Уильям вскочил, сорвал со стены свою шляпу и кивнул Саре уже на бегу:
— Я должен быть там. Поверь, сестренка, я все устрою наилучшим образом.
В тот момент, когда Уильям впервые взял на руки своего новорожденного сына, Александра поняла, что отныне ее влияние на него абсолютно и несокрушимо. Со слезами на глазах Уильям ворковал над красным сморщенным младенцем, целуя его в макушку.
— У него такие же рыжие волосики, как у меня, — говорил Уильям тихим, хриплым, прерывающимся голосом. — Он такой прелестный… спасибо, дорогая, спасибо тебе.
— Я так счастлива, дорогой. — Она утомленно откинулась на больничные подушки. «Одного ребенка, пожалуй, довольно. Уильям хочет еще, но я просто найду врача где-нибудь подальше от этого города и попрошу его выписать рецепт на противозачаточные таблетки — слава богу за это новое изобретение человеческого гения, — а Уильяму и знать не надо. — Ты не будешь возражать, если я найму ему кормилицу?
— Ну, я не знаю. А зачем?
— Затем, что так принято у людей нашего общественного положения.
— Если хочешь. — Уильям покачал младенца и погладил его скрюченные пальчики. — Я хотел бы назвать его Тимоти, в честь моего… моего и Сариного отца.

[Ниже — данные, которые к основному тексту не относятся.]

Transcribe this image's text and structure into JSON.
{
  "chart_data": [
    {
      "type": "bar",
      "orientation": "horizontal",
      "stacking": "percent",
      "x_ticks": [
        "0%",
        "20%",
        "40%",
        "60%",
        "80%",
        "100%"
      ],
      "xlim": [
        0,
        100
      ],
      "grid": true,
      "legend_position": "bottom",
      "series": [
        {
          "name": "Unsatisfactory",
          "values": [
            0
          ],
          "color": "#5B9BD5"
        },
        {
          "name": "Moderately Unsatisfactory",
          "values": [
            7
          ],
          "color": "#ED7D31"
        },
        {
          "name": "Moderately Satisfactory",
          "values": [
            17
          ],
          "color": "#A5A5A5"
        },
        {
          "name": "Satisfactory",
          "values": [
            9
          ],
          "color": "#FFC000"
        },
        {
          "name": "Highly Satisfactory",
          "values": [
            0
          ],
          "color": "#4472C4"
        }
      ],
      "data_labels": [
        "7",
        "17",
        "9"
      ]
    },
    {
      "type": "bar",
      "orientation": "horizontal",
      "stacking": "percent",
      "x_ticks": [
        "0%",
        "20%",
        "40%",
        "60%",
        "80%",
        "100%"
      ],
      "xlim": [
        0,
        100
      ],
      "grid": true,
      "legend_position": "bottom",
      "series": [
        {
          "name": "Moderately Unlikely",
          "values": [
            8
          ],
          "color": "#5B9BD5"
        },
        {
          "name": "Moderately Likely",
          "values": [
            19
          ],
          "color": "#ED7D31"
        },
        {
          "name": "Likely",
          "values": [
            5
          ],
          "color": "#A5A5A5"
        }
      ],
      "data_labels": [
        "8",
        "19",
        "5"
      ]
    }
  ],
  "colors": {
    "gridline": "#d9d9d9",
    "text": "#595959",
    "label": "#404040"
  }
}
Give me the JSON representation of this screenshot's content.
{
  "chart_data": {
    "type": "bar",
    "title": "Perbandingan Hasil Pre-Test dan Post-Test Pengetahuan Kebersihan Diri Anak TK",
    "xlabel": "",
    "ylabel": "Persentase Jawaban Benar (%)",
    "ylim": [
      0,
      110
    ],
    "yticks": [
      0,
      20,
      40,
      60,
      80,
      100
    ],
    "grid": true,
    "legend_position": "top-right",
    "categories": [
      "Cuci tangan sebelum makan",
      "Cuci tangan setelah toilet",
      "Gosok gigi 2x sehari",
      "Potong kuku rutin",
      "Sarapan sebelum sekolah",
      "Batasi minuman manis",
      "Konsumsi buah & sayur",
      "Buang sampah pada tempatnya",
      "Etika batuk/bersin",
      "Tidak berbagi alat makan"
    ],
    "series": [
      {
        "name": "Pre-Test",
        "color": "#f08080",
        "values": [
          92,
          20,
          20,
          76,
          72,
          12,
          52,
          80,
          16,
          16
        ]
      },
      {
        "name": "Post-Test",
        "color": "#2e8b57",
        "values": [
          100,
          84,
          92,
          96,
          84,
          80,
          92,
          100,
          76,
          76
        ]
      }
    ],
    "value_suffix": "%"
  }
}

— Конечно. Мне хочется верить, что это заставит твою сестру перемениться ко мне. Может быть, она поймет, что лучше жить в дружбе. Пусть наши дети растут вместе, как и положено двоюродным.
Уильям присел на стул у кровати и посмотрел на нее с нежностью.
— Теперь никто не сможет ни в чем упрекнуть тебя. Подумать только, — он прикрыл глаза, блаженство было написано на его лице. — Наследник рода Вандервееров.
— Да, я не хочу, чтобы ко мне относились с подозрением. О, Уильям, мне так неприятно, что твои арендаторы считают меня причиной того, что с ними произошло. И я никак не могу доказать, что не виновата. Мне не нужно было слушать их рассказы. Конечно, они теперь думают, что я выведывала их секреты — хотя с моей стороны это была просто неуклюжая попытка проявить вежливый интерес.
— Успокойся, я знаю. — Он держал ребенка с трогательной осторожностью, какой трудно было ожидать от такого огромного бородатого мужчины.
Александра глубоко вздохнула, решив брать быка за рога.
— То, что я хочу тебе сказать, покажется тебе жестоким. Но я думаю в первую очередь о тебе. О нас. О том, что мы должны сделать, чтобы защитить наше доброе имя — доброе имя Тимоти.
Уильям неловко пошевелился, не сводя глаз с младенца.
— Я верю, что ты желаешь нам добра.
— Как это ни печально и сколь бы безобидны ни были намерения твоих фермеров, но они нарушили закон, Уильям. А ты судья. И ты должен быть примером для остальных. Нельзя допустить, чтобы твоя карьера рухнула оттого, что люди станут говорить, будто ты прикрываешь и поддерживаешь преступников. Ты же понимаешь, что, как только они вернутся домой, они снова возьмутся за свое, — Она коснулась пальцами его руки. — Ты должен очистить от них твою землю.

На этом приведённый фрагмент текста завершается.